Authentic Twitter: Are exclamation points unprofessional?
¹ Note, I’m not a wholehearted fan of personal branding.
Mystery and the Modern Woman,
Confessions of a 36 year-old woman, by Tara Hunt on horsepigcow
Images:
Hello My Name Is silver pendant, by pollysimon on Etsy
Princess Silhouette Cameo Vinyl Decal tweetheartwallart on Etsy
Girl Name Definition Adjectives PlanetWallArt on Etsy
Handmade paper flower by danamazing on Etsy
Stamp of Approval, by Circa Ceramics on Etsy
{ 5 comments }
Glad to see this interesting point of view, that I also emphasize in my workshops and coaching sessions for female professionals defining their personal brand.
“The female touch” in personal branding definitely is a bit different: not more challenging than it is for men, just different!! Some issues may vary in different cultures: in some European countries the married name may be less of an issue for instance.
But a universal female challenge is certainly to find the balance between stating and claiming your expertise and making this visible versus what the social expectations are of women (not to be a “show-off”) not to mention our little inner voices who remind us constantly of all these expactations of others AND ourselves… and the gap between our mother’s world and the present reality!
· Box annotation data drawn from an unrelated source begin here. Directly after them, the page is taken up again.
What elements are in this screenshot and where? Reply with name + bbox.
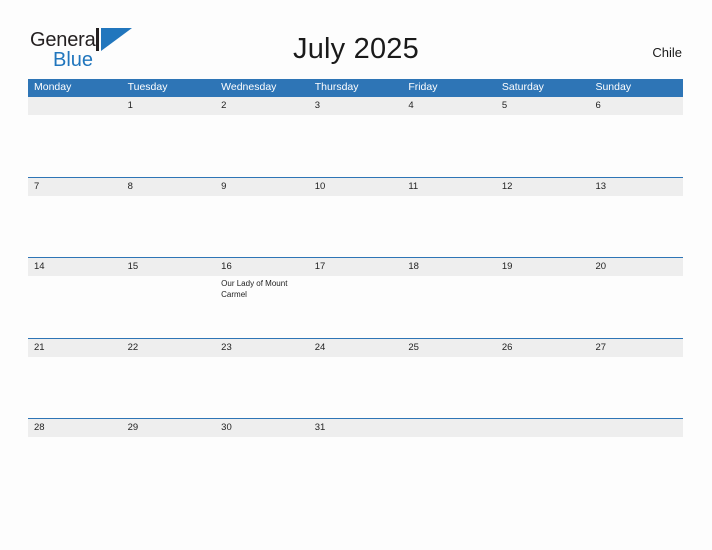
week-date-band: 7 8 9 10 11 12 13 (28, 177, 683, 196)
day-cell-events[interactable] (402, 357, 496, 419)
day-cell-date[interactable]: 20 (589, 258, 683, 276)
day-cell-date[interactable]: 9 (215, 178, 309, 196)
weekday-header-wednesday: Wednesday (221, 81, 277, 93)
day-cell-date[interactable]: 7 (28, 178, 122, 196)
day-cell-date[interactable]: 26 (496, 339, 590, 357)
day-cell-events[interactable] (215, 357, 309, 419)
week-event-band (28, 195, 683, 258)
day-cell-events[interactable] (402, 437, 496, 499)
day-cell-events[interactable] (28, 115, 122, 177)
weekday-header-saturday: Saturday (501, 81, 544, 93)
day-cell-date[interactable] (589, 419, 683, 437)
week-date-band: 1 2 3 4 5 6 (28, 97, 683, 115)
day-cell-events[interactable] (496, 196, 590, 258)
week-event-band (28, 356, 683, 419)
week-row: 21 22 23 24 25 26 27 (28, 337, 683, 419)
day-cell-date[interactable]: 13 (589, 178, 683, 196)
day-cell-date[interactable]: 15 (122, 258, 216, 276)
weekday-header-friday: Friday (408, 81, 438, 93)
day-cell-events[interactable] (28, 357, 122, 419)
day-cell-date[interactable]: 25 (402, 339, 496, 357)
week-event-band (28, 115, 683, 177)
day-cell-date[interactable] (496, 419, 590, 437)
day-cell-date[interactable]: 29 (122, 419, 216, 437)
day-cell-events[interactable] (122, 357, 216, 419)
day-cell-events[interactable] (589, 437, 683, 499)
day-cell-events[interactable] (496, 437, 590, 499)
day-cell-date[interactable]: 10 (309, 178, 403, 196)
day-cell-events[interactable] (589, 276, 683, 338)
day-cell-events[interactable] (215, 115, 309, 177)
week-date-band: 28 29 30 31 (28, 419, 683, 437)
weekday-header-sunday: Sunday (595, 81, 632, 93)
day-cell-date[interactable]: 4 (402, 97, 496, 115)
week-date-band: 14 15 16 17 18 19 20 (28, 258, 683, 276)
day-cell-date[interactable] (28, 97, 122, 115)
day-cell-events[interactable] (309, 196, 403, 258)
day-cell-date[interactable]: 6 (589, 97, 683, 115)
day-cell-events[interactable] (589, 357, 683, 419)
day-cell-date[interactable]: 8 (122, 178, 216, 196)
day-cell-date[interactable]: 23 (215, 339, 309, 357)
day-cell-events[interactable] (589, 115, 683, 177)
page-header: General Blue July 2025 Chile (0, 0, 712, 70)
day-cell-date[interactable]: 22 (122, 339, 216, 357)
day-cell-events[interactable] (28, 276, 122, 338)
day-cell-date[interactable]: 2 (215, 97, 309, 115)
week-date-band: 21 22 23 24 25 26 27 (28, 338, 683, 357)
day-cell-date[interactable]: 14 (28, 258, 122, 276)
day-cell-events[interactable]: Our Lady of Mount Carmel (215, 276, 309, 338)
day-cell-events[interactable] (309, 357, 403, 419)
day-cell-events[interactable] (496, 357, 590, 419)
day-cell-date[interactable]: 16 (215, 258, 309, 276)
day-cell-events[interactable] (215, 437, 309, 499)
day-cell-date[interactable]: 18 (402, 258, 496, 276)
day-cell-events[interactable] (122, 437, 216, 499)
day-cell-events[interactable] (122, 115, 216, 177)
day-cell-date[interactable]: 5 (496, 97, 590, 115)
week-event-band: Our Lady of Mount Carmel (28, 276, 683, 338)
day-cell-events[interactable] (589, 196, 683, 258)
day-cell-events[interactable] (402, 276, 496, 338)
day-cell-date[interactable]: 21 (28, 339, 122, 357)
day-cell-date[interactable]: 24 (309, 339, 403, 357)
weekday-header-row: Monday Tuesday Wednesday Thursday Friday… (28, 79, 683, 96)
week-row: 14 15 16 17 18 19 20 Our Lady of Mount C… (28, 257, 683, 338)
day-cell-events[interactable] (496, 276, 590, 338)
weekday-header-monday: Monday (34, 81, 72, 93)
day-cell-date[interactable]: 17 (309, 258, 403, 276)
day-cell-date[interactable]: 31 (309, 419, 403, 437)
weekday-header-thursday: Thursday (314, 81, 359, 93)
day-cell-date[interactable]: 11 (402, 178, 496, 196)
day-cell-events[interactable] (496, 115, 590, 177)
day-cell-events[interactable] (28, 437, 122, 499)
day-cell-date[interactable]: 28 (28, 419, 122, 437)
day-cell-date[interactable]: 19 (496, 258, 590, 276)
day-cell-events[interactable] (309, 115, 403, 177)
day-cell-date[interactable]: 1 (122, 97, 216, 115)
day-cell-events[interactable] (402, 115, 496, 177)
day-cell-date[interactable]: 3 (309, 97, 403, 115)
day-cell-date[interactable] (402, 419, 496, 437)
week-row: 28 29 30 31 (28, 418, 683, 499)
region-label: Chile (652, 45, 682, 60)
day-cell-events[interactable] (215, 196, 309, 258)
week-row: 1 2 3 4 5 6 (28, 96, 683, 177)
day-cell-events[interactable] (309, 437, 403, 499)
calendar-grid: Monday Tuesday Wednesday Thursday Friday… (28, 79, 683, 499)
day-cell-date[interactable]: 30 (215, 419, 309, 437)
day-cell-events[interactable] (28, 196, 122, 258)
day-cell-events[interactable] (402, 196, 496, 258)
weekday-header-tuesday: Tuesday (127, 81, 168, 93)
page-title: July 2025 (293, 33, 419, 65)
day-cell-events[interactable] (309, 276, 403, 338)
day-cell-date[interactable]: 12 (496, 178, 590, 196)
day-cell-events[interactable] (122, 196, 216, 258)
week-event-band (28, 437, 683, 499)
event-label: Our Lady of Mount Carmel (221, 279, 288, 299)
week-row: 7 8 9 10 11 12 13 (28, 176, 683, 258)
day-cell-date[interactable]: 27 (589, 339, 683, 357)
day-cell-events[interactable] (122, 276, 216, 338)
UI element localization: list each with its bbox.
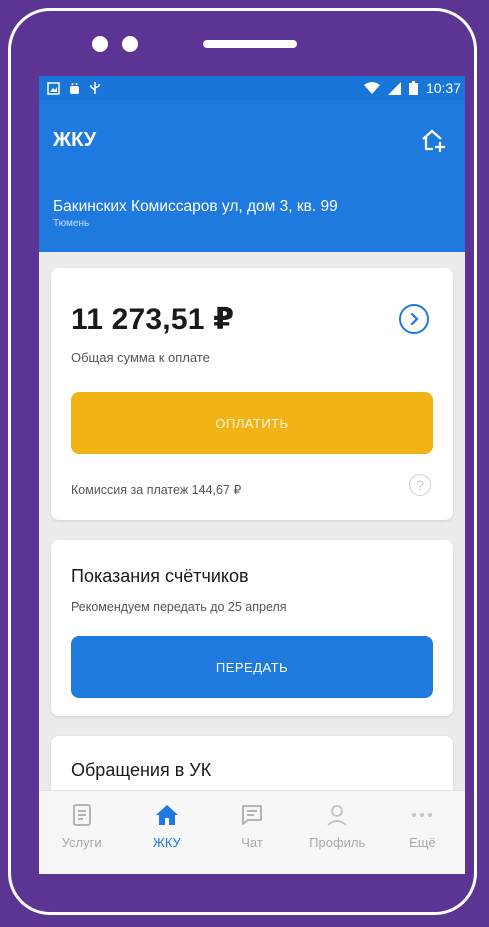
meters-card: Показания счётчиков Рекомендуем передать… [51, 540, 453, 716]
home-icon [155, 805, 178, 825]
page-title: ЖКУ [53, 128, 97, 151]
help-icon[interactable]: ? [409, 474, 431, 496]
tab-label: ЖКУ [152, 835, 181, 850]
meters-subtitle: Рекомендуем передать до 25 апреля [71, 600, 287, 614]
payment-card: 11 273,51 ₽ Общая сумма к оплате ОПЛАТИТ… [51, 268, 453, 520]
tab-more[interactable]: Ещё [380, 791, 465, 874]
phone-screen: 10:37 ЖКУ Бакинских Комиссаров ул, дом 3… [39, 76, 465, 874]
payment-details-button[interactable] [399, 304, 429, 334]
profile-icon [327, 805, 347, 826]
add-home-icon[interactable] [419, 127, 447, 153]
tab-services[interactable]: Услуги [39, 791, 124, 874]
status-bar: 10:37 [39, 76, 465, 100]
camera-dot [92, 36, 108, 52]
requests-title: Обращения в УК [71, 760, 212, 780]
image-notification-icon [47, 81, 60, 95]
wifi-icon [363, 82, 380, 94]
tab-housing[interactable]: ЖКУ [124, 791, 209, 874]
meters-title: Показания счётчиков [71, 566, 249, 586]
sensor-dot [122, 36, 138, 52]
android-icon [70, 82, 79, 94]
tab-label: Чат [241, 835, 263, 850]
tab-label: Ещё [409, 835, 436, 850]
speaker-grille [203, 40, 297, 48]
more-icon [412, 813, 433, 817]
bottom-tab-bar: Услуги ЖКУ Чат Профиль Ещё [39, 790, 465, 874]
requests-card[interactable]: Обращения в УК [51, 736, 453, 796]
chat-icon [242, 805, 262, 825]
signal-icon [387, 81, 401, 95]
tab-profile[interactable]: Профиль [295, 791, 380, 874]
tab-label: Услуги [61, 835, 102, 850]
address-city: Тюмень [53, 218, 90, 229]
address-panel[interactable]: Бакинских Комиссаров ул, дом 3, кв. 99 Т… [39, 180, 465, 252]
document-icon [72, 804, 91, 826]
submit-readings-button[interactable]: ПЕРЕДАТЬ [71, 636, 433, 698]
address-street: Бакинских Комиссаров ул, дом 3, кв. 99 [53, 198, 338, 215]
fee-text: Комиссия за платеж 144,67 ₽ [71, 483, 242, 497]
chevron-right-icon [410, 312, 419, 326]
app-bar: ЖКУ [39, 100, 465, 180]
total-amount: 11 273,51 ₽ [71, 303, 235, 336]
total-amount-label: Общая сумма к оплате [71, 350, 210, 365]
status-time: 10:37 [425, 80, 461, 96]
tab-chat[interactable]: Чат [209, 791, 294, 874]
tab-label: Профиль [309, 835, 366, 850]
battery-icon [408, 81, 418, 95]
usb-icon [90, 82, 100, 94]
pay-button[interactable]: ОПЛАТИТЬ [71, 392, 433, 454]
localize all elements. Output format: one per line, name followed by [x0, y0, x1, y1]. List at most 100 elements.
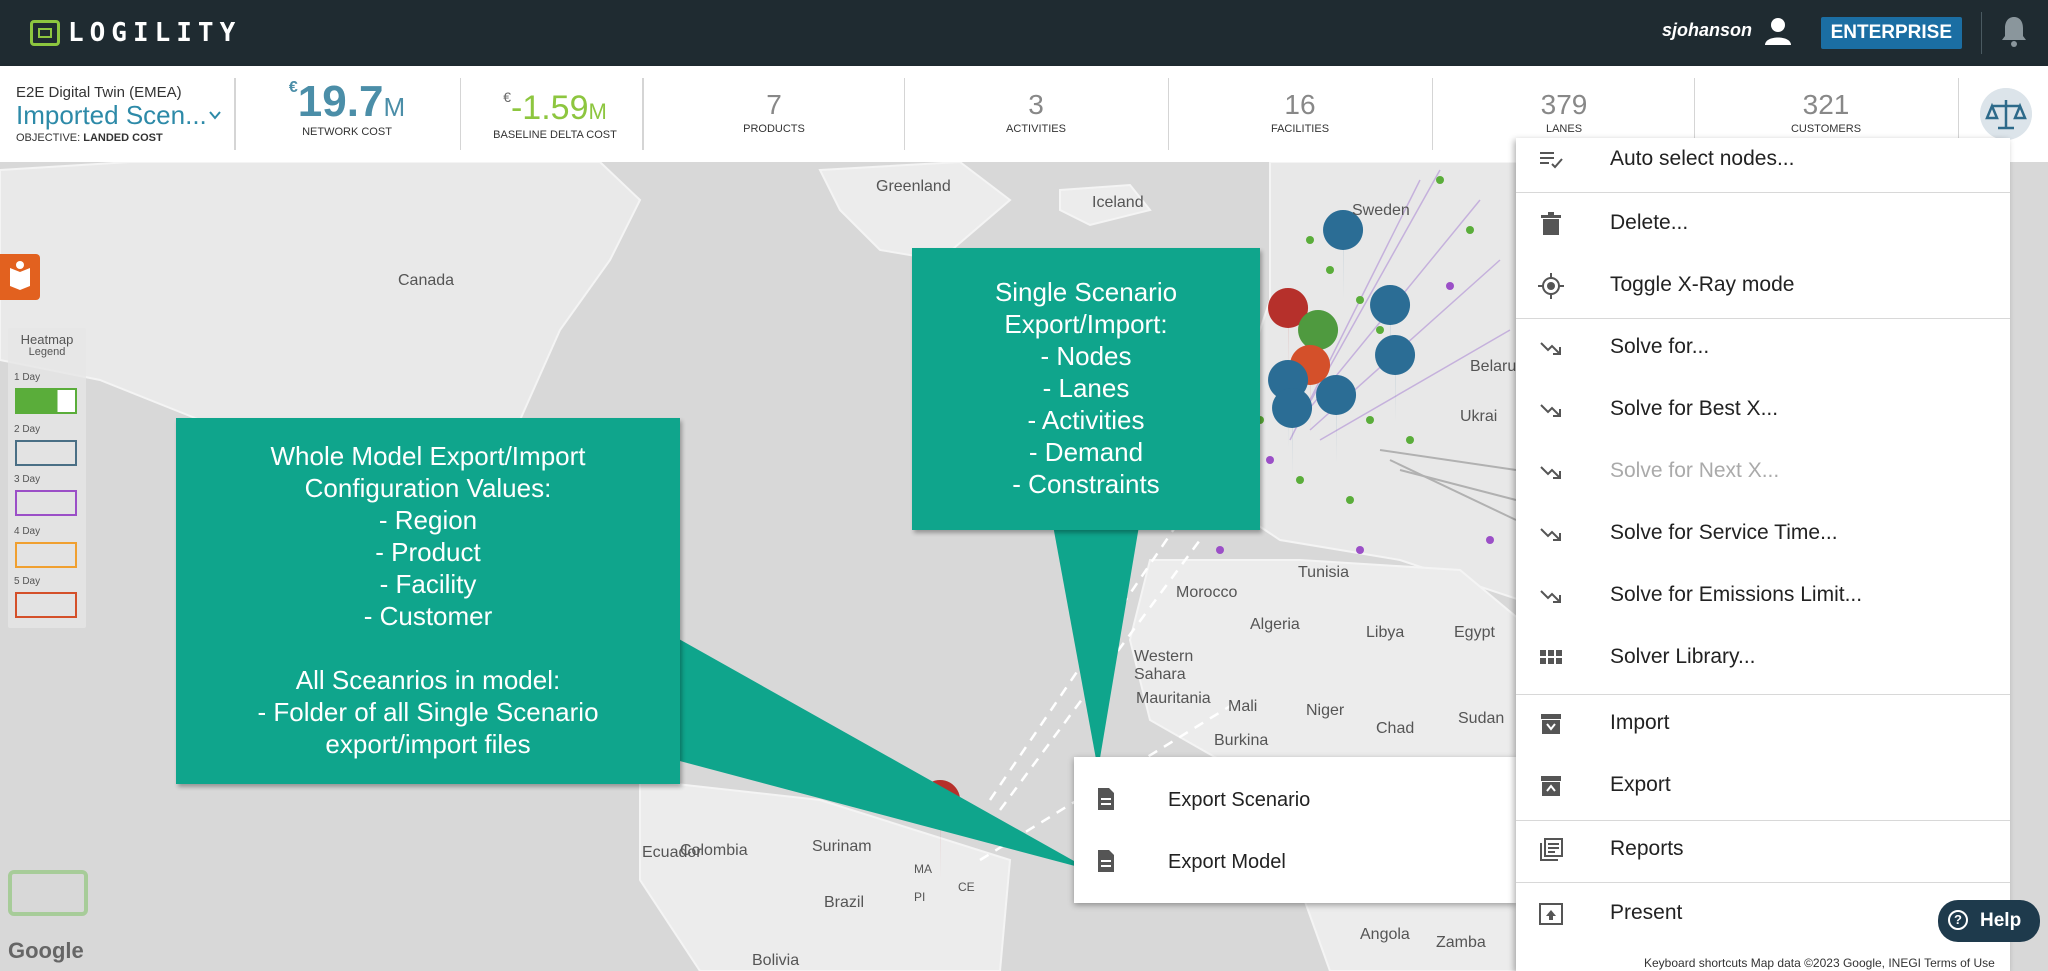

Women’s and men’s brain are different, together we make a very good pair 🙂 but personal branding sometimes needs another approach!
Hi Tessa,
Thanks so much for commenting — and for raising the point that our national-cultural context (e.g., Netherlands, USA) shapes the stereotypes as well as our efforts to move past them. I can also see from your own website (full of resources, by the way) that you’re also trying to find that space between “business-y” and ‘authentically you’! cv
Thanks for your reply and visit to my website, cv! Yes, we have a shared business
focus and passion I guess and we have got our work cut out for us!
Interesting that you did not mention the physical safety issue. When I first was on the internet, I was participating in a forum. Suddenly one of the male members of the forum was asking personal questions about the location of where I worked. I doubt a man would feel as intimidated by these questions as a woman. After being cyber “stalked” for a while, I went off line for a while. Finally, when I began my online activity again, I made sure that I was ambiguous in the information I provided and careful about sites in which I participated.
There has been some interesting work done, especially in the area of online learning, about the reasons for lack of participation by students. Women tend to be less active participants initially, one reason being a lack of trust. They are more apt to trust someone they have met face to face rather than online.
Hi Virginia-
Safety is a key issue– I thought that addressing the concept of vulnerability would capture both the psychological and physical aspects of concern for safety. But of course you’re right, for women the concern about being able to feel safe, regardless of the context, is important. Any kind of sharing of ‘who we are’ can leave us more vulnerable, because in practice women are less safe than men online. Thanks for bringing this point to the fore.